Nel mondo dei social e delle informazioni che diventano virali online, il supporto dell’intelligenza artificiale, che permette di elaborare foto e immagini d’effetto, diventa senza dubbio un aspetto essenziale. Siamo coscienti del fatto che gran parte delle foto postate in rete, in particolar modo su Instagram, il photo social per eccellenza, siano in parte ritoccate. Questione essenziale per gli Instagrammer, o più comunemente Influencer, dietro le cui immagini apparentemente perfette si celano introiti da capogiro.

 

photoshop

A smascherare gli inganni ci pensa Adobe

Ma cosa accadrebbe se arrivasse un software apposito, pronto a smascherare modifiche e ritocchi, creati ad hoc, per generare click?

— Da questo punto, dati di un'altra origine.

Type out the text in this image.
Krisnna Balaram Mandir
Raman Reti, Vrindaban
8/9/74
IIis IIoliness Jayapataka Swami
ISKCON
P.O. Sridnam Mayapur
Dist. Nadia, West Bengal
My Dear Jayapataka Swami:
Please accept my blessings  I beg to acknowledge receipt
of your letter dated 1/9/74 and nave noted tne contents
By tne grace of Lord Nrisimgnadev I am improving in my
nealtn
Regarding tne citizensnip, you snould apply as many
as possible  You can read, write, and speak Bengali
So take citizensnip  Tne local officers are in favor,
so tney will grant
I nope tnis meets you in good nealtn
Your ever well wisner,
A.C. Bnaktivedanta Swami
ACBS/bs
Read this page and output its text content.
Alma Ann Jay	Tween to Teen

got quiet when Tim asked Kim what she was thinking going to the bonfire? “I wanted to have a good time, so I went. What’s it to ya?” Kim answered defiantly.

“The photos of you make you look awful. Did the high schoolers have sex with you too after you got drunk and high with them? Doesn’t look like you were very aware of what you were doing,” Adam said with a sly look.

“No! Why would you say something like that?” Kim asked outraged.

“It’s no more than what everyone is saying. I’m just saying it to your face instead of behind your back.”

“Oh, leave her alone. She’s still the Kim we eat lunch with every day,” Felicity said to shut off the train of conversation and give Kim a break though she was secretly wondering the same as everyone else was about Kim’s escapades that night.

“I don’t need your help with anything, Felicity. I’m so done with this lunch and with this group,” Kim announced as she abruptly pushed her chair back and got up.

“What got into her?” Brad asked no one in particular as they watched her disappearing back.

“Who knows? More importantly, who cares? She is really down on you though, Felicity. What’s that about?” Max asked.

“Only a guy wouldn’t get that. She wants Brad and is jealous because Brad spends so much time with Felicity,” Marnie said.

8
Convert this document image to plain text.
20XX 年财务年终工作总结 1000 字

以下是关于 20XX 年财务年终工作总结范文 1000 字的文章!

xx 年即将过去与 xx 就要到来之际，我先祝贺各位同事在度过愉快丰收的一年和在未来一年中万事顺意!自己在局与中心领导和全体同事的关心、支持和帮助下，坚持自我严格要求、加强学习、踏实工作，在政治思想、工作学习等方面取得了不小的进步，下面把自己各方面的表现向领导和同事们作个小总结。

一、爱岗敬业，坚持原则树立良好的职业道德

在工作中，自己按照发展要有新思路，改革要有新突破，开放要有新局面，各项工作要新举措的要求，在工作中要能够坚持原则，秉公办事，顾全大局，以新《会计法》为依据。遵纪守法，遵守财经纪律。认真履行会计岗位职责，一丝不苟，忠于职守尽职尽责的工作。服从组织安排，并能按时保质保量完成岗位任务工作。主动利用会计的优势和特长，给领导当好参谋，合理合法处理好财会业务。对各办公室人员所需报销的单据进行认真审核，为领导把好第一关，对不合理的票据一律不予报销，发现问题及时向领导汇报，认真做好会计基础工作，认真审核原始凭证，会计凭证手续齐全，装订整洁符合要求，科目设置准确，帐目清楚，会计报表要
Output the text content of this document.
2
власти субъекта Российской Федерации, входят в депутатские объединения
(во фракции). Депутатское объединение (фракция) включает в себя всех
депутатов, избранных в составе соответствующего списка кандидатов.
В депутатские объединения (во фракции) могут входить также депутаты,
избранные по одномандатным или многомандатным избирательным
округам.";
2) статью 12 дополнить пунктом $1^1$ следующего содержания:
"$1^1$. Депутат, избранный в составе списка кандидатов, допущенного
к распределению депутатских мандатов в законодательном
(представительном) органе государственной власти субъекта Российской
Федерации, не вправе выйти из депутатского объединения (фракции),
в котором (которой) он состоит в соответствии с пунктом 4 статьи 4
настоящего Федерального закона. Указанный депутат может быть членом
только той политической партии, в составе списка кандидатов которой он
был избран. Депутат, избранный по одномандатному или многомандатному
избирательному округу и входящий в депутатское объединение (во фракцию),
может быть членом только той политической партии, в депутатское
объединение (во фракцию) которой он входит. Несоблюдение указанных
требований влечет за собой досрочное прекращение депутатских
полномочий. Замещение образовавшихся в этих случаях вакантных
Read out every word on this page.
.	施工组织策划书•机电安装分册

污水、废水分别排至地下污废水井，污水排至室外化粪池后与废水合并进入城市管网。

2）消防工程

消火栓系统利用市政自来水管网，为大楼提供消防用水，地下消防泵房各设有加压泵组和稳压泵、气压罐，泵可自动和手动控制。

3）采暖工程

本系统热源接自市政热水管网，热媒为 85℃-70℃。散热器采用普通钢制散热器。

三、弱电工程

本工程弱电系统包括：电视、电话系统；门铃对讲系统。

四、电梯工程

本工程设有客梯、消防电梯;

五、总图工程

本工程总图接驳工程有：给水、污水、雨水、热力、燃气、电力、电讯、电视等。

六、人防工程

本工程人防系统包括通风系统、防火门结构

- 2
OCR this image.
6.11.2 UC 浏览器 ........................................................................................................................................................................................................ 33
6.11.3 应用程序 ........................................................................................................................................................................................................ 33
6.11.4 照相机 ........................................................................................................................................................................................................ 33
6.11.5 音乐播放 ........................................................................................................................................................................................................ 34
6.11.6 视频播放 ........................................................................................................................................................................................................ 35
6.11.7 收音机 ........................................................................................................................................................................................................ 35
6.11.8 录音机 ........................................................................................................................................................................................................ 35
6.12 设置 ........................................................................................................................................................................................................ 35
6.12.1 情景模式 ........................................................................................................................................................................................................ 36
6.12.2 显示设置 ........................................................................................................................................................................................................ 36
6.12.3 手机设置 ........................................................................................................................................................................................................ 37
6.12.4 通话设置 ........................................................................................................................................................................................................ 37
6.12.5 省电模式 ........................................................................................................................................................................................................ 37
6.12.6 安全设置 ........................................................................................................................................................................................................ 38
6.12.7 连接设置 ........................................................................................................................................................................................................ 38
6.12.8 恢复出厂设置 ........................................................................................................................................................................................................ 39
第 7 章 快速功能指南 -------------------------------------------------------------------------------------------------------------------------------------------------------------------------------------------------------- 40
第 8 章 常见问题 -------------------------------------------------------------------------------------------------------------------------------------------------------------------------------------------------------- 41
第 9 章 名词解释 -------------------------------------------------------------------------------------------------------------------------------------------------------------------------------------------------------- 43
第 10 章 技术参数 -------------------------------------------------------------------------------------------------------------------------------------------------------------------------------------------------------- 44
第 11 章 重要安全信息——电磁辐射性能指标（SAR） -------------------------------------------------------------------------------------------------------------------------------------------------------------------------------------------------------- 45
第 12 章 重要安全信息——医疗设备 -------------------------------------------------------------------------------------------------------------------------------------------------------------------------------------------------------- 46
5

Ce lo spiega Adobe, creatore di Photoshop che, in collaborazione con i ricercatori dell’Università di Berkeley, sta ideando un progetto che utilizzerà il machine learning per riconoscere immagini fake o contraffatte. Al momento esiste un prototipo che riconosce unicamente immagini di volti umani, ma gli studi sono propensi a perfezionare le tecniche di identificazione, visti i risultati incoraggianti raggiunti in breve tempo.

 

fake news

Come funziona

I ricercatori impiegati nello studio utilizzano una rete neurale convoluzionale, alla quale  somministrano ripetutamente numerose immagini prese sul web. Questa rete agisce imitando le funzionalità della corteccia visiva cerebrale. Lo step successivo è quello di applicare il filtro di Photoshop Face Aware Liquify alle immagini, per rilevare le differenze tra le foto originali e quelle modificate. E qui il gioco è fatto: i piccoli “inganni” verranno a galla esaminando eventuali discrepanze tra i pixel ritoccati e quelli circostanti. Naturalmente, il software è attualmente in fase di sperimentazione e occorrerà del tempo prima che possa essere utilizzato a livelli più alti. Ma gli effetti più utili potranno essere applicati ai siti che generano news per riconoscere notizie gonfiate, false o totalmente inesistenti. Un passo decisivo, dunque, per aiutare a combattere la disinformazione online, che altera costantemente la percezione degli utenti e distorce la realtà.